UBS On-Air: Paul Donovan Daily Audio 'Delays and retreats'
At a Glance
The desk views the delay of new tariffs on US consumers as a key factor in moderating inflationary pressures ahead of the holiday season. Per the full note from UBS, these tariffs, which are now slated to take effect on August 1st, could mean that consumers experience price increases only after stockpiling ahead of Christmas, potentially reflecting higher inflation figures in January. With no imminent market-moving events in the calendar and no major shifts in economic policy, the impact of this delay may be muted in the short term, aligning with historical trends of tariff irregularities under the Trump administration.
Key Takeaways
- 01Tariffs on US consumers delayed until August 1st
- 02Inflation impact likely postponed until January
- 03Investor reaction may be limited due to historical tariff adjustments
Full Analysis
What the desk is arguing
The desk argues that the postponement of tariffs on US consumers represents a temporary reprieve from inflationary pressures, which may provide a more favorable environment for market sentiment in the coming months. Per the full note from UBS, the actual payment of these tariffs has been delayed to August 1st, suggesting consumers will likely feel the impacts only after the holidays, potentially in January of next year.
This move may lead to an inflation spike postponed, as businesses might engage in stockpiling ahead of Christmas, thus blurring the immediate inflation signal.
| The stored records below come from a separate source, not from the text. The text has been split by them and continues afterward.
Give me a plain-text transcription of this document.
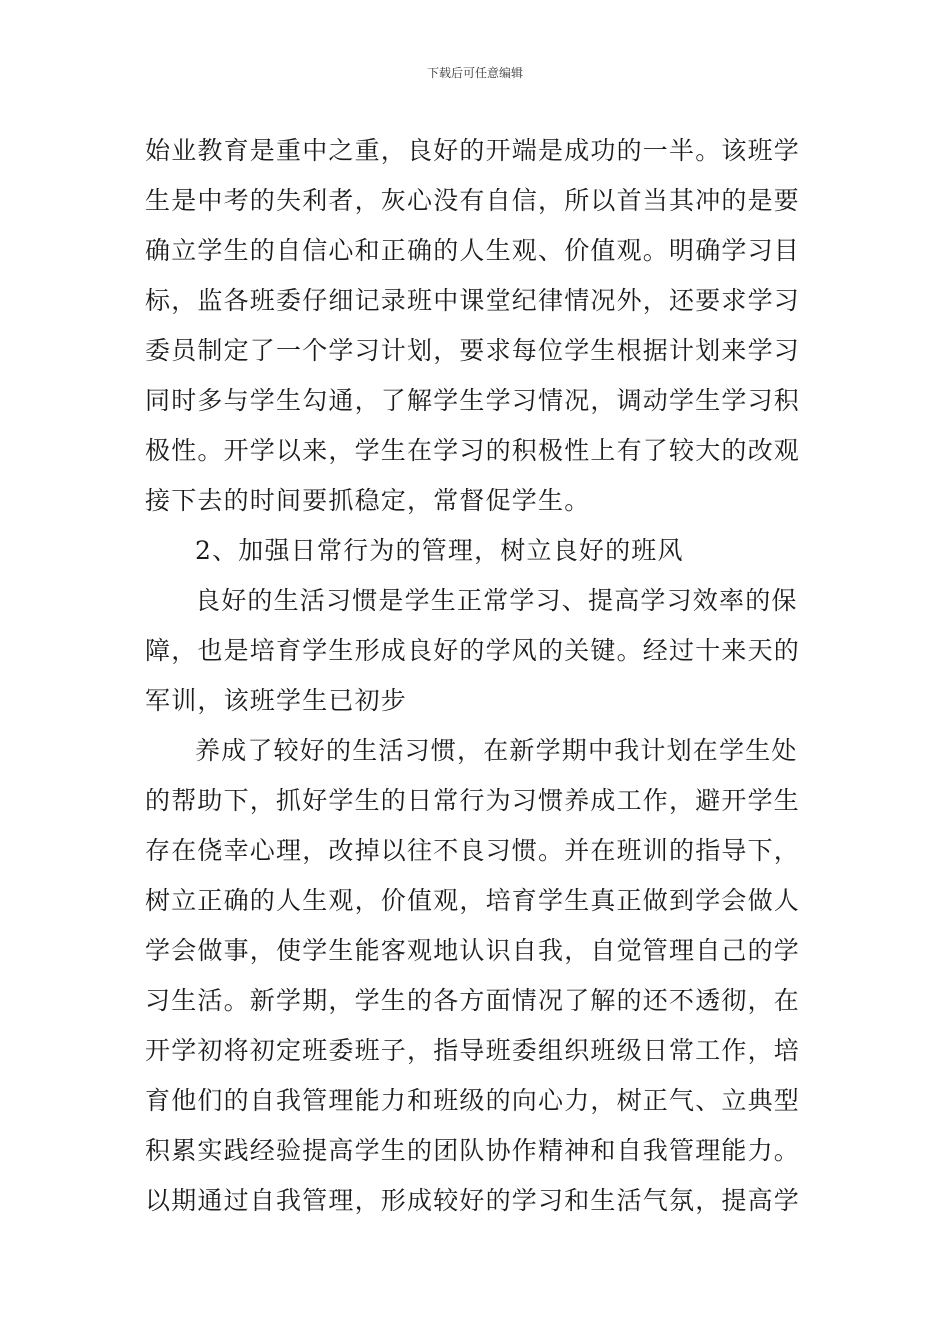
下载后可任意编辑
始业教育是重中之重，良好的开端是成功的一半。该班学
生是中考的失利者，灰心没有自信，所以首当其冲的是要
确立学生的自信心和正确的人生观、价值观。明确学习目
标，监各班委仔细记录班中课堂纪律情况外，还要求学习
委员制定了一个学习计划，要求每位学生根据计划来学习
同时多与学生勾通，了解学生学习情况，调动学生学习积
极性。开学以来，学生在学习的积极性上有了较大的改观
接下去的时间要抓稳定，常督促学生。
2、加强日常行为的管理，树立良好的班风
良好的生活习惯是学生正常学习、提高学习效率的保
障，也是培育学生形成良好的学风的关键。经过十来天的
军训，该班学生已初步
养成了较好的生活习惯，在新学期中我计划在学生处
的帮助下，抓好学生的日常行为习惯养成工作，避开学生
存在侥幸心理，改掉以往不良习惯。并在班训的指导下，
树立正确的人生观，价值观，培育学生真正做到学会做人
学会做事，使学生能客观地认识自我，自觉管理自己的学
习生活。新学期，学生的各方面情况了解的还不透彻，在
开学初将初定班委班子，指导班委组织班级日常工作，培
育他们的自我管理能力和班级的向心力，树正气、立典型
积累实践经验提高学生的团队协作精神和自我管理能力。
以期通过自我管理，形成较好的学习和生活气氛，提高学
As a reference, historical trends indicate that the current environment may favor limited investor reaction, as noted by Donovan's comment on Trump's past adjustments to tariffs.
Where it sits in our coverage
The current consensus target for the USD/CAD pair stands at 1.075, with noted ranges from aligned firms such as jpmorgan at 1.10 for Mar26 and bofa reporting a lower target of 1.04 also for Mar26. This positions our desk’s assessment toward the middle of the existing target spectrum, suggesting moderate bullishness.
How other firms see it
Firms like jpmorgan and citi share a somewhat aligned view, anticipating moderate dollar strength against CAD in light of the delayed tariffs and overall current economic circumstances. Conversely, bofa and goldman express a more cautious stance, suggesting that downside risk may prevail if inflationary expectations do not materialize as anticipated. Watching key indicators like USD/CAD and US CPI data will be essential for potential momentum shifts in this scenario.
Market Implications
Watch the USD/CAD pair closely, particularly around the 1.075 level, as any shifts in inflation expectations post-holidays may prompt a reevaluation of consumer spending and tariff effects. With no major calendar events on the horizon, this delay may influence short-term trading strategies.
From the original
The additional taxes US President Trump intended to impose on US consumers from Wednesday will now be delayed until 1 August. That means that, allowing for some stockpiling ahead of Christmas, consumers may not experience the inflation spike from these taxes until January next ye
Related speeches
4 itemsUBS On-Air: Paul Donovan Daily Audio 'And so it begins? '
The desk believes that upcoming US consumer price inflation data will reflect the effects of recent trade tax policies, with only a portion of these costs currently felt in the economy. Per the full note from UBS, anticipated trade tax impacts are still to be fully realized, as evidenced by half of the tax increase yet to be enacted and stockpiling of goods keeping pre-tax prices intact for now. The market should monitor how effectively firms can pass these impending costs to consumers, a task made easier by a stronger inflation backdrop and persistent media discourse around tariffs. In this context, US inflation prints will play a crucial role in shaping expectations, especially as we attempt to navigate the broader implications on currency valuations.
UBS On-Air: Paul Donovan Daily Audio 'National security vanities'
The desk sees recent announcements from the U.S. administration regarding new trade tariffs as a potential strain on consumption but anticipates minimal market disruption. Per the full note from UBS, the tariffs encompass foreign goods categorized as 'vanity units,' soft furnishings, heavy trucks, and pharmaceuticals, with furniture tariffs specifically invoked on national security grounds. Notably, higher prices already stemming from previous tariffs may have limited immediate impact on discretionary spending, given that these purchases occur with lower frequency. The anticipation of impending tariffs has seemingly influenced earlier consumer behavior, as suggested by changes in purchasing patterns among U.S. buyers this year, especially from Democratic households.